A partir de entonces, siempre que celebrábamos una fiesta Regency acudía a ella para pasar unos minutos. Si la fiesta era ininterrumpida, de manera que empalmábamos un par de noches, veíamos a Regency dos noches consecutivas. Si venía después de su jornada de trabajo, se tomaba una copa, charlaba tranquilamente con dos o tres personas y se largaba. Sólo una vez –fue a principios de septiembre– se emborrachó, aunque no demasiado. En la puerta se despidió con un beso de Patty Lareine, y me estrechó solemnemente la mano. Entonces, Regency me dijo:

–Me tienes preocupado.

–¿Por qué?

No me gustaban los ojos de Regency. Aunque te mostrara simpatía, había en él ese calor que te recuerda al granito cuando ha sido calentado por el sol: hay calor, sin duda, la roca siente simpatía por ti, pero sus ojos eran como dos pernos de acero clavados en la piedra.

–Me han dicho que tienes un gran potencial oculto –dijo Regency.
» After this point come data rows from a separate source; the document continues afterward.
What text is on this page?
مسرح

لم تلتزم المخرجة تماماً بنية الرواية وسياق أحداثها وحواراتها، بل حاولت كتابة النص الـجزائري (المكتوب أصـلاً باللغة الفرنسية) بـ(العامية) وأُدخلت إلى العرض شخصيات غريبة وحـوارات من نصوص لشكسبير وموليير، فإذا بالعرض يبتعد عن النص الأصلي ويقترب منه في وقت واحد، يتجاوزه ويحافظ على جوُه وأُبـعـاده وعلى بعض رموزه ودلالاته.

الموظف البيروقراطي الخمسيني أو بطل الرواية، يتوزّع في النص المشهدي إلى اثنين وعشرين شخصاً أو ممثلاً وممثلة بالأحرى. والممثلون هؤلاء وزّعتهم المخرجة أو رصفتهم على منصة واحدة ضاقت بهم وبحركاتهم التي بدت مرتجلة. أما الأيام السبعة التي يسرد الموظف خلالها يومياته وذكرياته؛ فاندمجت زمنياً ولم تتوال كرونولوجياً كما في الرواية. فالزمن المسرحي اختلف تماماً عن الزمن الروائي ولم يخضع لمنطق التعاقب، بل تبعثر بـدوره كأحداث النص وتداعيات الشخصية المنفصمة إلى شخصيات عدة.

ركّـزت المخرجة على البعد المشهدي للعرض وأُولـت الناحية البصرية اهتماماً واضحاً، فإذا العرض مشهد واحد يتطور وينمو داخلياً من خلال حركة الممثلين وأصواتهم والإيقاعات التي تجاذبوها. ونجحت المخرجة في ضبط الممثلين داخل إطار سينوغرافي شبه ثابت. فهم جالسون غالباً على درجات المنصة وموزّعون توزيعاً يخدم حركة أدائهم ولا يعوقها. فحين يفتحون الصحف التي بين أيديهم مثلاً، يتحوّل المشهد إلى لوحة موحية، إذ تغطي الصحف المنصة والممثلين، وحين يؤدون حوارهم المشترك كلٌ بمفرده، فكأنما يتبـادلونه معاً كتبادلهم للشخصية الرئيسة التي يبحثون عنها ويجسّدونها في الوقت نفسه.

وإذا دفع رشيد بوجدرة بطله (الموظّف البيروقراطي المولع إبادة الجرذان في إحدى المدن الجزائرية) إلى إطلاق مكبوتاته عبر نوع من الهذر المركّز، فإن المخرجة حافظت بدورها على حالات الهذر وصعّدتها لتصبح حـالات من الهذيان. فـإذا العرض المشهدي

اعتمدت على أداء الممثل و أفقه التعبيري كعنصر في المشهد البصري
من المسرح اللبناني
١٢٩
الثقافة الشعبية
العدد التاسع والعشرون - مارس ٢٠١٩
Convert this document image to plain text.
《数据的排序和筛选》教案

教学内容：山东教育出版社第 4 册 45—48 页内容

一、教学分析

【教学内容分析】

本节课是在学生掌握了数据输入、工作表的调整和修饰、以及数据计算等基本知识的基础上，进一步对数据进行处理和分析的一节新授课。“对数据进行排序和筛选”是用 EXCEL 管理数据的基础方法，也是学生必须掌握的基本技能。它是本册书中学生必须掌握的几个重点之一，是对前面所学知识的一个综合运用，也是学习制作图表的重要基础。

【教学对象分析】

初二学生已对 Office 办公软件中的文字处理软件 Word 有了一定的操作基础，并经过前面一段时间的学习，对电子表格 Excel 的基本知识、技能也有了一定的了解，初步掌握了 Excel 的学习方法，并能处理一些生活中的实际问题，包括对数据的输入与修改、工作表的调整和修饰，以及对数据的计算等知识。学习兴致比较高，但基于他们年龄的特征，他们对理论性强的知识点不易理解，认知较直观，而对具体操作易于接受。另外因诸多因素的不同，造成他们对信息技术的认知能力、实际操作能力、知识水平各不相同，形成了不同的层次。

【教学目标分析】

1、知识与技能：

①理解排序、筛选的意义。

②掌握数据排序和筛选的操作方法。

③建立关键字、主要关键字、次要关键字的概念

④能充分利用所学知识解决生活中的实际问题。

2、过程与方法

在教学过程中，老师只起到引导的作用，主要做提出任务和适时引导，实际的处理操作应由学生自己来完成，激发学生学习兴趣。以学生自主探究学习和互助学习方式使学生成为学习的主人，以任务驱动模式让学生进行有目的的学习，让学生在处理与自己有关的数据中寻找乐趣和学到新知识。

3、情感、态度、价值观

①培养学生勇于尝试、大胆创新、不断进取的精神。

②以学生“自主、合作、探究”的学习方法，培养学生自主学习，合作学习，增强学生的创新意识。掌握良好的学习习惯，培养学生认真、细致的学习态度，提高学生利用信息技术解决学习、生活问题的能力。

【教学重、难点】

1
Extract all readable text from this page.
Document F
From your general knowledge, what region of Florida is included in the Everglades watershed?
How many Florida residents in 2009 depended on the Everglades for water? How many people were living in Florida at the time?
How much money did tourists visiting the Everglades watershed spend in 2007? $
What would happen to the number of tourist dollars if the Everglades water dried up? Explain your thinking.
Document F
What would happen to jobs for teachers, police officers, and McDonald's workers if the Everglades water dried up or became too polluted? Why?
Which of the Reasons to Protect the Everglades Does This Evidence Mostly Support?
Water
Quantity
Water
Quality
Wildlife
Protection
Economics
En Provincetown no hay nadie capaz de decir una frase así.

–Sí, jodo con las mejores –le contesté.

–Tengo la impresión de que no te achicas por grandes que sean las dificultades –observó Regency.

–¿Grandes?

–Cuando todo se viene abajo.

Por fin, en sus ojos apareció un poco de luz.

–Efectivamente –le respondí.

–Muy bien. Ya sabes a qué me refiero. No, no, no me he equivocado.

Y se fue. Si Regency hubiera sido de esos hombres capaces de hacer eses, aquella noche le habría visto hacerlas.

Sin embargo, Regency estaba mucho más seguro de sí mismo cuando bebía en el bar de la Asociación de Veteranos de Guerra. Incluso le vi echar un pulso con «Barriles» Costa, quien se había ganado el apodo porque lanzaba los barriles de pescado desde la bodega a la cubierta y, cuando la marea estaba baja, desde la cubierta a lo alto del muelle. En lo tocante a pulsos, el Barriles derrotaba a todos los portugueses de la ciudad, pero Regency aceptó el reto y una noche echó un pulso con el Barriles, lo que le valió el respeto de todos por no esconderse detrás del uniforme. El Barriles ganó, pero tuvo que sudar el tiempo suficiente para comprender con amargura que había dejado de ser joven, en tanto que Regency echaba chispas. Me pareció que no estaba habituado a perder.